His sensitivity about his weight and his acknowledgment that in his favorite clothing he felt protection are to me his most human qualities. He admitted that his shades, his high collars (which served the same neckfold-obscuring purpose as his fans had), his ornate shirtfronts and sharp boots had all been part of an artifice, to distance the casual onlooker or the stranger. No doubt he thought that his public quips and proclamations, no matter how offensive, were also facets of that distancing persona. But he found security in his clothes, they functioned as expressions of self, he even forced himself through a typically inhuman diet to lose weight in order to be able to wear them as a manifest of self.
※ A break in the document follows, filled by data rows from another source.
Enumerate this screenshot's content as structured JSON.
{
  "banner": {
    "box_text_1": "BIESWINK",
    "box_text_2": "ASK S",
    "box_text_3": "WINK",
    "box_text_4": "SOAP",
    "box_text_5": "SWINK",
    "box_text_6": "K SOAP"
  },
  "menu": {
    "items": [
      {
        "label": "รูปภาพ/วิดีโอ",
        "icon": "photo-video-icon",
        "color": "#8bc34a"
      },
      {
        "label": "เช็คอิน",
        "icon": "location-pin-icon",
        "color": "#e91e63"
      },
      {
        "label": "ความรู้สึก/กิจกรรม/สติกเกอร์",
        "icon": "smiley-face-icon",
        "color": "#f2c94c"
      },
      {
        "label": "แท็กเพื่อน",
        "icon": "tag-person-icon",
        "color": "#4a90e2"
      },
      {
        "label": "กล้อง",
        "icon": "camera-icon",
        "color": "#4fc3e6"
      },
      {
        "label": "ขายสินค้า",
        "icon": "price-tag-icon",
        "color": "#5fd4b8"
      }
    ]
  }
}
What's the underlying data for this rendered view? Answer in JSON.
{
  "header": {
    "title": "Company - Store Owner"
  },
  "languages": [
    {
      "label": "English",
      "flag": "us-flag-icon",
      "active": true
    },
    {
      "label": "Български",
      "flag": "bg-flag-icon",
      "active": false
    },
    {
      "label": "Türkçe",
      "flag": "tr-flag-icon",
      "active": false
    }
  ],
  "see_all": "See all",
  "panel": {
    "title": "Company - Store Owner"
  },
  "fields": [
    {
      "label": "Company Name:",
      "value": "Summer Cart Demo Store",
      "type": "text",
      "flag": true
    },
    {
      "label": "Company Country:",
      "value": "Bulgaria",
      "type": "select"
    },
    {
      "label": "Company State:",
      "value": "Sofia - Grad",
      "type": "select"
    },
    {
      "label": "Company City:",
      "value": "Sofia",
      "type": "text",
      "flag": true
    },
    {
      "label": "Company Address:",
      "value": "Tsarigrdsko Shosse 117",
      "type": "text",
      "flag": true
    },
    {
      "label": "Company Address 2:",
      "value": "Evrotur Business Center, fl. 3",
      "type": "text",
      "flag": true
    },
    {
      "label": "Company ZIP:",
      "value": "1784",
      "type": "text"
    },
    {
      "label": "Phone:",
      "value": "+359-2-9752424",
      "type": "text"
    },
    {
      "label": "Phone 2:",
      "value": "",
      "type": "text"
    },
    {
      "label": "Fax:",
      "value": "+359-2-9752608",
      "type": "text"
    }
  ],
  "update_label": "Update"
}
Who among us – presuming we all enjoy clothes, because you’re reading this – has not also felt that same completion and empowerment in wearing a favorite set of clothes, a favorite armor against the depredations of the day, whether veldtschoen boots the snow and wet just slide off of, or the suit, shirt and tie whose fit and cut make us feel that much closer to invulnerable no matter who’s across the table?
In that way, not only was his artifice – his public oral and sartorial persona – part of his art, but it became indissociable from his true person, however privately warm and kind he was. And as such, even if some argue that his offensive public opinions were simply a function of the industry he helped create and his time, he was, despite his interesting superficial alienness, a man of his time, of our admittedly appalling time. May men of other times be as original – and yet also conscious of their humanity, and better.